Introduction

Practice Kubernetes troubleshooting with realistic error scenarios.

Each scenario is run with kubectl apply commands. To cleanup, run kubectl delete on the same.

Simple Scenarios

Crashing Pod (CrashLoopBackoff)

kubectl apply -f https://raw.githubusercontent.com/robusta-dev/kubernetes-demos/main/crashpod/broken.yaml

To get notifications like below, install Robusta:

OOMKilled Pod (Out of Memory Kill)

kubectl apply -f https://raw.githubusercontent.com/robusta-dev/kubernetes-demos/main/oomkill/oomkill_job.yaml

To get notifications like below, install Robusta:

High CPU Throttling (CPUThrottlingHigh)

Apply the following YAML and wait 15 minutes. (CPU throttling is only an issue if it occurs for a meaningful period of time. Less than 15 minutes of throttling typically does not trigger an alert.)

kubectl apply -f https://raw.githubusercontent.com/robusta-dev/kubernetes-demos/main/cpu_throttling/throttling.yaml

To get notifications like below, install Robusta:

Pending Pod (Unschedulable due to Node Selectors)

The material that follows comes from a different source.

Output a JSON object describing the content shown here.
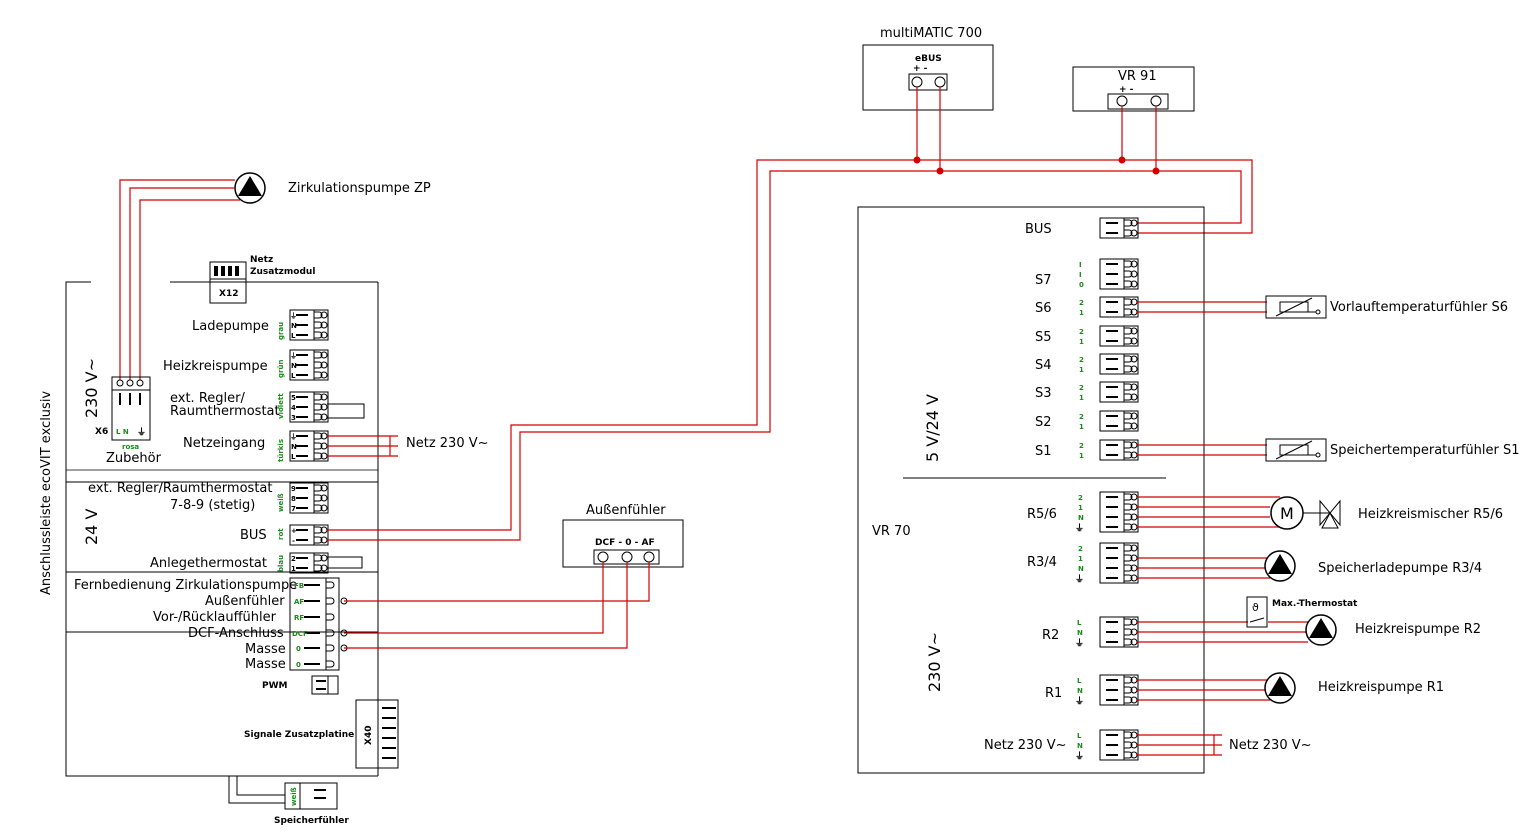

Apply the following YAML and wait 15 minutes. (By default, most systems only alert after pods are pending for 15 minutes. This prevents false alarms on autoscaled clusters, where it's OK for pods to be temporarily pending.)

kubectl apply -f https://raw.githubusercontent.com/robusta-dev/kubernetes-demos/main/pending_pods/pending_pod_node_selector.yaml

To get notifications like below, install Robusta:

ImagePullBackOff

kubectl apply -f https://raw.githubusercontent.com/robusta-dev/kubernetes-demos/main/image_pull_backoff/no_such_image.yaml

To get notifications like below, install Robusta:

Liveness Probe Failure

kubectl apply -f https://raw.githubusercontent.com/robusta-dev/kubernetes-demos/main/liveness_probe_fail/failing_liveness_probe.yaml

To get notifications like below, install Robusta:

Readiness Probe Failure

kubectl apply -f https://raw.githubusercontent.com/robusta-dev/kubernetes-demos/main/readiness_probe_fail/failing_readiness_probe.yaml

Job Failure

The job will fail after 60 seconds, then attempt to run again. After two attempts, it will fail for good.

kubectl apply -f https://raw.githubusercontent.com/robusta-dev/kubernetes-demos/main/job_failure/job_crash.yaml

To get notifications like below, install Robusta:

Failed Helm Releases

Deliberately deploy a failing Helm release:

helm repo add robusta https://robusta-charts.storage.googleapis.com && helm repo update
helm install kubewatch robusta/kubewatch --set='rbac.create=true,updateStrategy.type=Error' --namespace demo-namespace

Upgrade the release so it succeeds:

helm upgrade kubewatch robusta/kubewatch --set='rbac.create=true' --namespace demo-namespace --create-namespace

Clean up by removing the release and deleting the namespace:

helm del kubewatch  --namespace demo-namespace 
kubectl delete namespace demo-namespace

To get notifications like below, install Robusta and setup Helm Releases Monitoring

Advanced Scenarios

Correlate Changes and Errors

Deploy a healthy pod. Then break it.

kubectl apply -f https://raw.githubusercontent.com/robusta-dev/kubernetes-demos/main/crashpod/healthy.yaml
kubectl apply -f https://raw.githubusercontent.com/robusta-dev/kubernetes-demos/main/crashpod/broken.yaml

If someone else made this change, would you be able to immediately pinpoint the change that broke the application?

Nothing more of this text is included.